Practical recommendations (who should act and how)
- For policymakers and military leaders:
- Increase transparency about AI roles in targeting and mission-planning; codify human control standards.
- Protect critical AI infrastructure (data centers, subsea cables); consider diversifying and hardening supply chains.
- Revisit procurement and risk assessments for third-party models in classified systems.
- For company leaders and managers:
- Define outcomes (not just output) for AI use; limit the proliferation of overlapping AI tools.
- Create team-level AI workflows and open communication channels to reduce single-person cognitive bottlenecks.
- Build AI fluency programs that include cognitive load management and governance, not only technical skills.
- For workers:
- Acknowledge and name brain fry; talk to managers about boundaries and expectations.
- Consolidate tools where possible; focus prompts and set “done” criteria to prevent endless iteration.
- Use AI for repetitive tasks to reclaim time for higher-skill or social work that reduces burnout risk.
- For consumers and creators:
- Be skeptical of services that display or monetize other people’s identities without consent.
- Prefer transparent AI features that disclose provenance and compensate creators when their work is being used.
Context and implications
- The Iran conflict is a real-world stress test for how AI integrates into high-stakes systems. Short-term effects include better signal extraction and faster operations; medium/long-term risks include erosion of human oversight, escalation dynamics, and vulnerable global infrastructure.

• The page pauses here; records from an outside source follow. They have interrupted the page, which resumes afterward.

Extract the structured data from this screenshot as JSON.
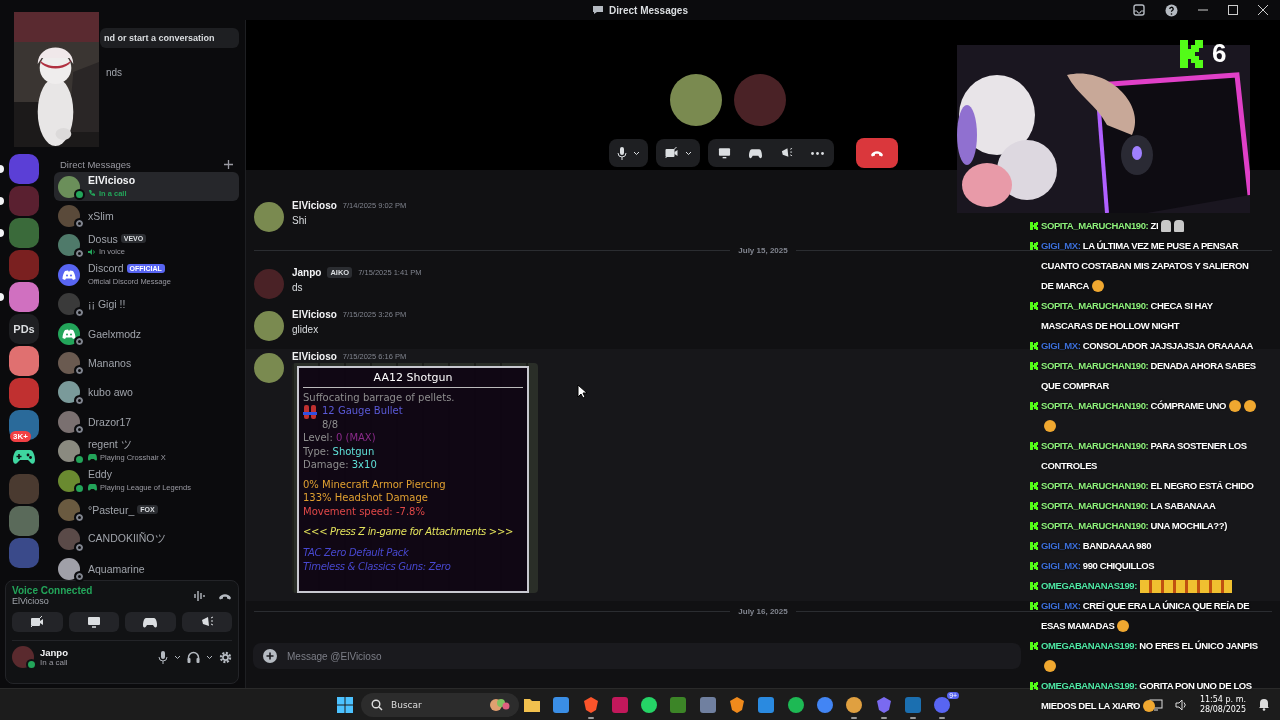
{
  "window": {
    "title": "Direct Messages"
  },
  "server_rail": {
    "servers": [
      {
        "kind": "picture",
        "unread": true
      },
      {
        "kind": "picture",
        "unread": true
      },
      {
        "kind": "picture",
        "unread": true
      },
      {
        "kind": "picture",
        "unread": false
      },
      {
        "kind": "picture",
        "unread": true
      },
      {
        "kind": "text",
        "label": "PDs",
        "unread": false
      },
      {
        "kind": "picture",
        "unread": false
      },
      {
        "kind": "picture",
        "unread": false
      },
      {
        "kind": "picture",
        "unread": false,
        "badge": "3K+"
      },
      {
        "kind": "gamepad",
        "unread": false
      },
      {
        "kind": "picture",
        "unread": false
      },
      {
        "kind": "picture",
        "unread": false
      },
      {
        "kind": "picture",
        "unread": false
      }
    ]
  },
  "dm_sidebar": {
    "search": {
      "placeholder": "nd or start a conversation"
    },
    "nav": [
      {
        "label": "nds"
      }
    ],
    "section_title": "Direct Messages",
    "items": [
      {
        "kind": "user",
        "name": "ElVicioso",
        "status": {
          "text": "In a call",
          "kind": "call"
        },
        "online": true,
        "selected": true
      },
      {
        "kind": "user",
        "name": "xSlim",
        "online": false,
        "selected": false
      },
      {
        "kind": "user",
        "name": "Dosus",
        "badge": {
          "text": "VEVO",
          "kind": "tag"
        },
        "status": {
          "text": "In voice",
          "kind": "voice"
        },
        "online": false,
        "selected": false
      },
      {
        "kind": "official",
        "name": "Discord",
        "badge": {
          "text": "OFFICIAL",
          "kind": "official"
        },
        "status": {
          "text": "Official Discord Message",
          "kind": "plain"
        },
        "selected": false
      },
      {
        "kind": "user",
        "name": "¡¡ Gigi !!",
        "online": false,
        "selected": false
      },
      {
        "kind": "default",
        "name": "Gaelxmodz",
        "online": false,
        "selected": false
      },
      {
        "kind": "user",
        "name": "Mananos",
        "online": false,
        "selected": false
      },
      {
        "kind": "user",
        "name": "kubo awo",
        "online": false,
        "selected": false
      },
      {
        "kind": "user",
        "name": "Drazor17",
        "online": false,
        "selected": false
      },
      {
        "kind": "user",
        "name": "regent ツ",
        "status": {
          "text": "Playing Crosshair X",
          "kind": "game"
        },
        "online": true,
        "selected": false
      },
      {
        "kind": "user",
        "name": "Eddy",
        "status": {
          "text": "Playing League of Legends",
          "kind": "game"
        },
        "online": true,
        "selected": false
      },
      {
        "kind": "user",
        "name": "°Pasteur_",
        "badge": {
          "text": "FOX",
          "kind": "tag"
        },
        "online": false,
        "selected": false
      },
      {
        "kind": "user",
        "name": "CANDOKIIÑOツ",
        "online": false,
        "selected": false
      },
      {
        "kind": "user",
        "name": "Aquamarine",
        "online": false,
        "selected": false
      }
    ]
  },
  "voice_panel": {
    "title": "Voice Connected",
    "channel": "ElVicioso"
  },
  "user_panel": {
    "name": "Janpo",
    "status": "In a call"
  },
  "messages": [
    {
      "kind": "message",
      "author": "ElVicioso",
      "time": "7/14/2025 9:02 PM",
      "text": "Shi"
    },
    {
      "kind": "divider",
      "label": "July 15, 2025"
    },
    {
      "kind": "message",
      "author": "Janpo",
      "tag": "AIKO",
      "time": "7/15/2025 1:41 PM",
      "text": "ds"
    },
    {
      "kind": "message",
      "author": "ElVicioso",
      "time": "7/15/2025 3:26 PM",
      "text": "glidex"
    },
    {
      "kind": "message",
      "author": "ElVicioso",
      "time": "7/15/2025 6:16 PM",
      "attachment": {
        "title": "AA12 Shotgun",
        "lines": [
          {
            "kind": "text",
            "parts": [
              {
                "text": "Suffocating barrage of pellets.",
                "color": "#8e8e8e"
              }
            ]
          },
          {
            "kind": "ammo",
            "parts": [
              {
                "text": "12 Gauge Bullet",
                "color": "#5a5ad8"
              }
            ],
            "count": "8/8"
          },
          {
            "kind": "text",
            "parts": [
              {
                "text": "Level: ",
                "color": "#8e8e8e"
              },
              {
                "text": "0 (MAX)",
                "color": "#8a2a8a"
              }
            ]
          },
          {
            "kind": "text",
            "parts": [
              {
                "text": "Type: ",
                "color": "#8e8e8e"
              },
              {
                "text": "Shotgun",
                "color": "#5fe0d8"
              }
            ]
          },
          {
            "kind": "text",
            "parts": [
              {
                "text": "Damage: ",
                "color": "#8e8e8e"
              },
              {
                "text": "3x10",
                "color": "#5fe0d8"
              }
            ]
          },
          {
            "kind": "gap"
          },
          {
            "kind": "text",
            "parts": [
              {
                "text": "0% Minecraft Armor Piercing",
                "color": "#e0a030"
              }
            ]
          },
          {
            "kind": "text",
            "parts": [
              {
                "text": "133% Headshot Damage",
                "color": "#e0a030"
              }
            ]
          },
          {
            "kind": "text",
            "parts": [
              {
                "text": "Movement speed: -7.8%",
                "color": "#e04848"
              }
            ]
          },
          {
            "kind": "gap"
          },
          {
            "kind": "italic",
            "parts": [
              {
                "text": "<<< Press Z in-game for Attachments >>>",
                "color": "#e4e45c"
              }
            ]
          },
          {
            "kind": "gap"
          },
          {
            "kind": "italic",
            "parts": [
              {
                "text": "TAC Zero Default Pack",
                "color": "#4848d0"
              }
            ]
          },
          {
            "kind": "italic",
            "parts": [
              {
                "text": "Timeless & Classics Guns: Zero",
                "color": "#4848d0"
              }
            ]
          }
        ]
      }
    },
    {
      "kind": "divider",
      "label": "July 16, 2025"
    }
  ],
  "composer": {
    "placeholder": "Message @ElVicioso"
  },
  "stream_overlay": {
    "counter": "6",
    "chat": [
      {
        "user": "SOPITA_MARUCHAN190:",
        "color": "#8ef27c",
        "text": "ZI",
        "emotes": [
          {
            "kind": "statue"
          },
          {
            "kind": "statue"
          }
        ]
      },
      {
        "user": "GIGI_MX:",
        "color": "#3d6fd8",
        "text": "LA ÚLTIMA VEZ ME PUSE A PENSAR CUANTO COSTABAN MIS ZAPATOS Y SALIERON DE MARCA",
        "emotes": [
          {
            "kind": "face"
          }
        ]
      },
      {
        "user": "SOPITA_MARUCHAN190:",
        "color": "#8ef27c",
        "text": "CHECA SI HAY MASCARAS DE HOLLOW NIGHT"
      },
      {
        "user": "GIGI_MX:",
        "color": "#3d6fd8",
        "text": "CONSOLADOR JAJSJAJSJA ORAAAAA"
      },
      {
        "user": "SOPITA_MARUCHAN190:",
        "color": "#8ef27c",
        "text": "DENADA AHORA SABES QUE COMPRAR"
      },
      {
        "user": "SOPITA_MARUCHAN190:",
        "color": "#8ef27c",
        "text": "CÓMPRAME UNO",
        "emotes": [
          {
            "kind": "face"
          },
          {
            "kind": "face"
          },
          {
            "kind": "face"
          }
        ]
      },
      {
        "user": "SOPITA_MARUCHAN190:",
        "color": "#8ef27c",
        "text": "PARA SOSTENER LOS CONTROLES"
      },
      {
        "user": "SOPITA_MARUCHAN190:",
        "color": "#8ef27c",
        "text": "EL NEGRO ESTÁ CHIDO"
      },
      {
        "user": "SOPITA_MARUCHAN190:",
        "color": "#8ef27c",
        "text": "LA SABANAAA"
      },
      {
        "user": "SOPITA_MARUCHAN190:",
        "color": "#8ef27c",
        "text": "UNA MOCHILA??)"
      },
      {
        "user": "GIGI_MX:",
        "color": "#3d6fd8",
        "text": "BANDAAAA 980"
      },
      {
        "user": "GIGI_MX:",
        "color": "#3d6fd8",
        "text": "990 CHIQUILLOS"
      },
      {
        "user": "OMEGABANANAS199:",
        "color": "#4ee6a4",
        "emotes": [
          {
            "kind": "strip"
          }
        ]
      },
      {
        "user": "GIGI_MX:",
        "color": "#3d6fd8",
        "text": "CREÍ QUE ERA LA ÚNICA QUE REÍA DE ESAS MAMADAS",
        "emotes": [
          {
            "kind": "face"
          }
        ]
      },
      {
        "user": "OMEGABANANAS199:",
        "color": "#4ee6a4",
        "text": "NO ERES EL ÚNICO JANPIS",
        "emotes": [
          {
            "kind": "face"
          }
        ]
      },
      {
        "user": "OMEGABANANAS199:",
        "color": "#4ee6a4",
        "text": "GORITA PON UNO DE LOS MIEDOS DEL LA XIARO",
        "emotes": [
          {
            "kind": "face"
          }
        ]
      }
    ]
  },
  "taskbar": {
    "search_placeholder": "Buscar",
    "apps": [
      {
        "kind": "folder",
        "running": false
      },
      {
        "kind": "store",
        "running": false
      },
      {
        "kind": "shield",
        "running": true
      },
      {
        "kind": "square",
        "running": false
      },
      {
        "kind": "chat",
        "running": false
      },
      {
        "kind": "block",
        "running": false
      },
      {
        "kind": "game",
        "running": false
      },
      {
        "kind": "fruit",
        "running": false
      },
      {
        "kind": "code",
        "running": false
      },
      {
        "kind": "music",
        "running": false
      },
      {
        "kind": "browser",
        "running": false
      },
      {
        "kind": "joystick",
        "running": true
      },
      {
        "kind": "diamond",
        "running": true
      },
      {
        "kind": "steam",
        "running": true
      },
      {
        "kind": "discord",
        "running": true,
        "badge": "9+"
      }
    ],
    "time": "11:54 p. m.",
    "date": "28/08/2025"
  }
}
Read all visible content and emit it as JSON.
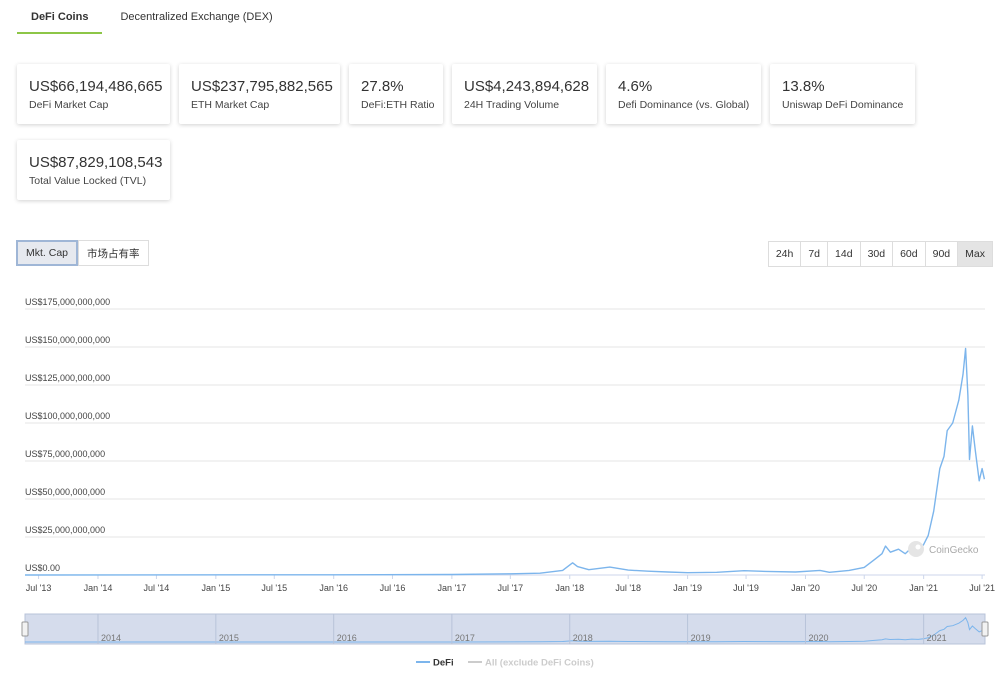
{
  "tabs": [
    {
      "label": "DeFi Coins",
      "active": true
    },
    {
      "label": "Decentralized Exchange (DEX)",
      "active": false
    }
  ],
  "stats": [
    {
      "value": "US$66,194,486,665",
      "label": "DeFi Market Cap"
    },
    {
      "value": "US$237,795,882,565",
      "label": "ETH Market Cap"
    },
    {
      "value": "27.8%",
      "label": "DeFi:ETH Ratio"
    },
    {
      "value": "US$4,243,894,628",
      "label": "24H Trading Volume"
    },
    {
      "value": "4.6%",
      "label": "Defi Dominance (vs. Global)"
    },
    {
      "value": "13.8%",
      "label": "Uniswap DeFi Dominance"
    },
    {
      "value": "US$87,829,108,543",
      "label": "Total Value Locked (TVL)"
    }
  ],
  "chart_toggle": {
    "mkt_cap": "Mkt. Cap",
    "dominance": "市场占有率"
  },
  "ranges": [
    "24h",
    "7d",
    "14d",
    "30d",
    "60d",
    "90d",
    "Max"
  ],
  "active_range": "Max",
  "watermark": "CoinGecko",
  "colors": {
    "defi_line": "#7cb5ec",
    "all_line": "#cccccc",
    "tab_accent": "#8dc647"
  },
  "chart_data": {
    "type": "line",
    "title": "",
    "xlabel": "",
    "ylabel": "",
    "ylim": [
      0,
      175000000000
    ],
    "y_ticks": [
      0,
      25000000000,
      50000000000,
      75000000000,
      100000000000,
      125000000000,
      150000000000,
      175000000000
    ],
    "y_tick_labels": [
      "US$0.00",
      "US$25,000,000,000",
      "US$50,000,000,000",
      "US$75,000,000,000",
      "US$100,000,000,000",
      "US$125,000,000,000",
      "US$150,000,000,000",
      "US$175,000,000,000"
    ],
    "x_range": [
      "2013-05-20",
      "2021-07-10"
    ],
    "x_tick_labels": [
      {
        "label": "Jul '13",
        "date": "2013-07-01"
      },
      {
        "label": "Jan '14",
        "date": "2014-01-01"
      },
      {
        "label": "Jul '14",
        "date": "2014-07-01"
      },
      {
        "label": "Jan '15",
        "date": "2015-01-01"
      },
      {
        "label": "Jul '15",
        "date": "2015-07-01"
      },
      {
        "label": "Jan '16",
        "date": "2016-01-01"
      },
      {
        "label": "Jul '16",
        "date": "2016-07-01"
      },
      {
        "label": "Jan '17",
        "date": "2017-01-01"
      },
      {
        "label": "Jul '17",
        "date": "2017-07-01"
      },
      {
        "label": "Jan '18",
        "date": "2018-01-01"
      },
      {
        "label": "Jul '18",
        "date": "2018-07-01"
      },
      {
        "label": "Jan '19",
        "date": "2019-01-01"
      },
      {
        "label": "Jul '19",
        "date": "2019-07-01"
      },
      {
        "label": "Jan '20",
        "date": "2020-01-01"
      },
      {
        "label": "Jul '20",
        "date": "2020-07-01"
      },
      {
        "label": "Jan '21",
        "date": "2021-01-01"
      },
      {
        "label": "Jul '21",
        "date": "2021-07-01"
      }
    ],
    "grid": true,
    "legend_position": "bottom-center",
    "series": [
      {
        "name": "DeFi",
        "color": "#7cb5ec",
        "points": [
          [
            "2013-05-20",
            0
          ],
          [
            "2016-01-01",
            0.1
          ],
          [
            "2017-01-01",
            0.3
          ],
          [
            "2017-07-01",
            0.8
          ],
          [
            "2017-10-01",
            1.2
          ],
          [
            "2017-12-10",
            3
          ],
          [
            "2018-01-10",
            8
          ],
          [
            "2018-01-25",
            5.5
          ],
          [
            "2018-03-01",
            3.5
          ],
          [
            "2018-05-05",
            5.2
          ],
          [
            "2018-07-01",
            3.2
          ],
          [
            "2018-09-01",
            2.5
          ],
          [
            "2018-11-01",
            2
          ],
          [
            "2019-01-01",
            1.5
          ],
          [
            "2019-04-01",
            1.8
          ],
          [
            "2019-06-25",
            2.8
          ],
          [
            "2019-09-01",
            2.4
          ],
          [
            "2019-12-01",
            2
          ],
          [
            "2020-02-15",
            3
          ],
          [
            "2020-03-15",
            1.8
          ],
          [
            "2020-05-15",
            3
          ],
          [
            "2020-07-01",
            5
          ],
          [
            "2020-08-01",
            10
          ],
          [
            "2020-08-25",
            14
          ],
          [
            "2020-09-05",
            19
          ],
          [
            "2020-09-20",
            15
          ],
          [
            "2020-10-15",
            17
          ],
          [
            "2020-11-05",
            14
          ],
          [
            "2020-11-25",
            18
          ],
          [
            "2020-12-15",
            16
          ],
          [
            "2021-01-01",
            20
          ],
          [
            "2021-01-15",
            26
          ],
          [
            "2021-02-01",
            42
          ],
          [
            "2021-02-20",
            70
          ],
          [
            "2021-03-05",
            78
          ],
          [
            "2021-03-15",
            95
          ],
          [
            "2021-04-01",
            100
          ],
          [
            "2021-04-20",
            115
          ],
          [
            "2021-05-03",
            132
          ],
          [
            "2021-05-11",
            149
          ],
          [
            "2021-05-18",
            118
          ],
          [
            "2021-05-23",
            76
          ],
          [
            "2021-06-01",
            98
          ],
          [
            "2021-06-10",
            82
          ],
          [
            "2021-06-22",
            62
          ],
          [
            "2021-07-01",
            70
          ],
          [
            "2021-07-08",
            63
          ]
        ]
      },
      {
        "name": "All (exclude DeFi Coins)",
        "color": "#cccccc",
        "points": []
      }
    ]
  },
  "navigator": {
    "year_labels": [
      "2014",
      "2015",
      "2016",
      "2017",
      "2018",
      "2019",
      "2020",
      "2021"
    ]
  }
}
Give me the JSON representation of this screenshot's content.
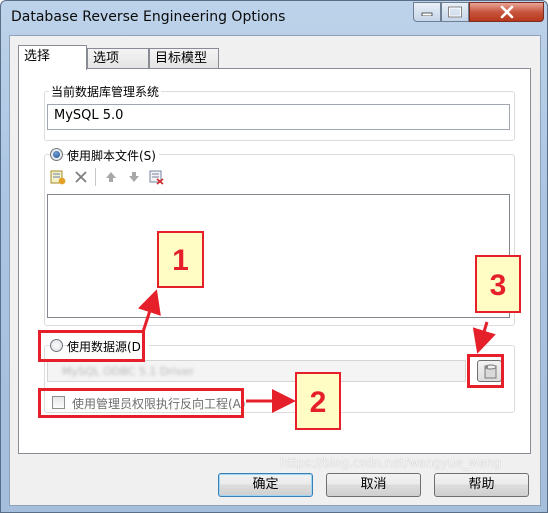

- Workplace AI adoption is not uniformly beneficial: organizational design, managerial practice, and ecosystem tooling profoundly affect whether AI reduces drudgery or creates cognitive overload.
- Product ethics matter: the Grammarly episode shows rapid consumer backlash can force change, but many problematic AI practices (unauthorized use of creators’ work, hallucinated attributions) remain widespread.
If you want a one-line summary: AI is already reshaping warfighting and workplaces in practical ways — with real benefits and real harms — while the commercial AI ecosystem is still figuring out the ethics, governance, and business models that should accompany these capabilities.